Assim, o grau de atenção dado à DRE respeitava a proporção de sete (ou mais) linhas de custos gerenciáveis para cada uma linha de receita divina.
Dentro desse contexto, praticamente todas as questões de negócio tidas como relevantes diziam respeito a cost saving e choques de eficiência.
Foi como ficou famoso o modelo Falconi, sonho grande do 3G, etc.
No entanto, já um pouco antes da Covid e, principalmente, de agora em diante, essas questões clássicas se tornaram quase obsoletas; certamente, menos representativas do todo que importa.
Não sei mais se árvores vivas não crescem até o céu, mas sei com certeza que, ao morrer, elas não passam do chão.
Por exemplo, a velha pergunta da indústria de transporte aéreo sobre como operar voos com mais eficiência (logística, energética…) foi radicalmente substituída por: como fazer com que seres humanos voltem a entrar em aviões?
Na verdade, essa sempre foi a verdadeira pergunta por trás do negócio. Só havíamos nos acostumado com ela a ponto de "taking it for granted".
Lavagem cerebral corporativa, fomos treinados para esquecer que conversas sobre eficiência tratam de uma pequena parte da empresa, crescentemente irrisória.
Ora, empreendedorismo não é e nunca foi uma função de eficiência.
(Se você é consultor da McKinsey, desculpe, mas alguém precisava te falar isso.)
Empreendedorismo é a mais bem-sucedida investigação — embora ainda repleta de erros — sobre o que as pessoas realmente querem.

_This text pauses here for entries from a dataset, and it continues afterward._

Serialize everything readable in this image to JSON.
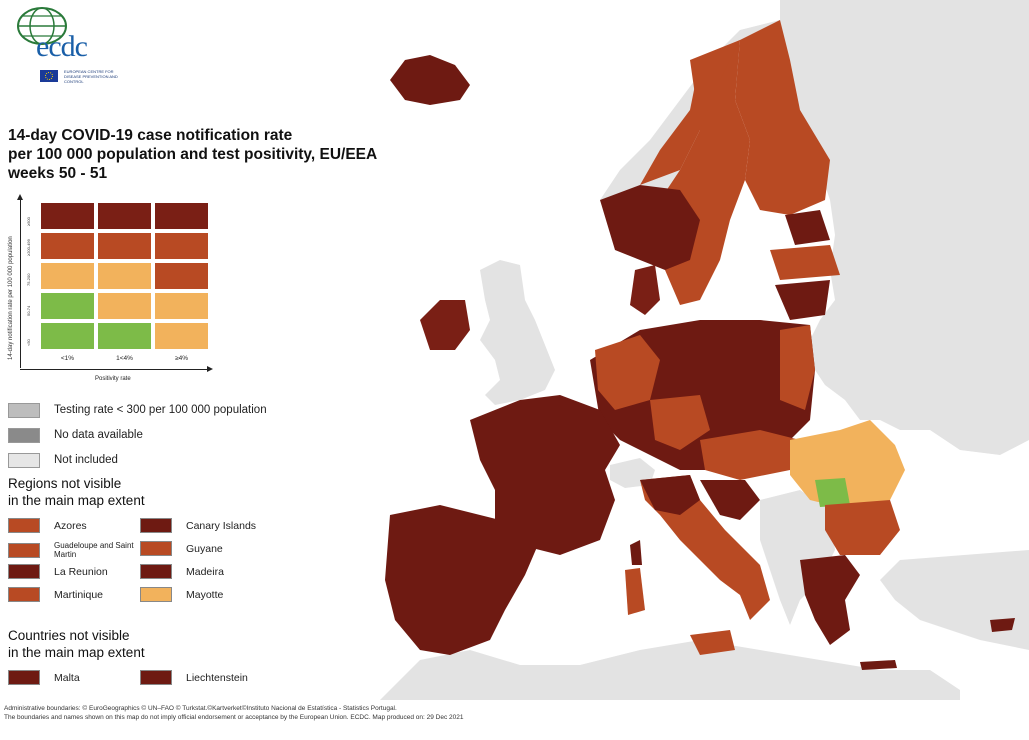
{
  "logo": {
    "text": "ecdc",
    "subtitle": "EUROPEAN CENTRE FOR DISEASE PREVENTION AND CONTROL"
  },
  "title": {
    "line1": "14-day COVID-19 case notification rate",
    "line2": "per 100 000 population and test positivity, EU/EEA",
    "line3": "weeks 50 - 51"
  },
  "matrix": {
    "y_axis_label": "14-day notification rate per 100 000 population",
    "y_ticks": [
      "≥500",
      "≥200-499",
      "75-200",
      "50-74",
      "<50"
    ],
    "x_axis_label": "Positivity rate",
    "x_ticks": [
      "<1%",
      "1<4%",
      "≥4%"
    ],
    "rows": [
      [
        "#7a1f15",
        "#7a1f15",
        "#7a1f15"
      ],
      [
        "#b84a23",
        "#b84a23",
        "#b84a23"
      ],
      [
        "#f2b25c",
        "#f2b25c",
        "#b84a23"
      ],
      [
        "#7dbb48",
        "#f2b25c",
        "#f2b25c"
      ],
      [
        "#7dbb48",
        "#7dbb48",
        "#f2b25c"
      ]
    ]
  },
  "legend": {
    "testing_rate": "Testing rate < 300 per 100 000 population",
    "no_data": "No data available",
    "not_included": "Not included",
    "colors": {
      "testing": "#bdbdbd",
      "no_data": "#8a8a8a",
      "not_included": "#e6e6e6"
    }
  },
  "regions": {
    "heading_line1": "Regions not visible",
    "heading_line2": "in the main map extent",
    "items": [
      {
        "label": "Azores",
        "color": "#b84a23"
      },
      {
        "label": "Canary Islands",
        "color": "#6e1a12"
      },
      {
        "label": "Guadeloupe and Saint Martin",
        "color": "#b84a23"
      },
      {
        "label": "Guyane",
        "color": "#b84a23"
      },
      {
        "label": "La Reunion",
        "color": "#6e1a12"
      },
      {
        "label": "Madeira",
        "color": "#6e1a12"
      },
      {
        "label": "Martinique",
        "color": "#b84a23"
      },
      {
        "label": "Mayotte",
        "color": "#f2b25c"
      }
    ]
  },
  "countries": {
    "heading_line1": "Countries not visible",
    "heading_line2": "in the main map extent",
    "items": [
      {
        "label": "Malta",
        "color": "#6e1a12"
      },
      {
        "label": "Liechtenstein",
        "color": "#6e1a12"
      }
    ]
  },
  "footer": {
    "line1": "Administrative boundaries: © EuroGeographics © UN–FAO © Turkstat.©Kartverket©Instituto Nacional de Estatística - Statistics Portugal.",
    "line2": "The boundaries and names shown on this map do not imply official endorsement or acceptance by the European Union. ECDC. Map produced on: 29 Dec 2021"
  },
  "map_colors": {
    "dark_red": "#6e1a12",
    "red_orange": "#b84a23",
    "orange": "#f2b25c",
    "green": "#7dbb48",
    "non_eu": "#e3e3e3",
    "sea": "#ffffff"
  }
}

Máquinas de lavar louças são boas para lavar louças, mas talvez até melhores para esconder prontamente as louças sujas fora do seu campo de visão enquanto não são lavadas.
Quem tem piscina em casa mergulha só três vezes por ano, mas piscinas permitem que você se acalme olhando para a água e permitem que você vista maiô, biquíni ou sunga num dia de calor à beira da piscina sem parecer um imbecil.
É tudo isso que as pessoas querem.
E se, de repente, elas quiserem outra coisa, um novo negócio vai tratar de descobrir.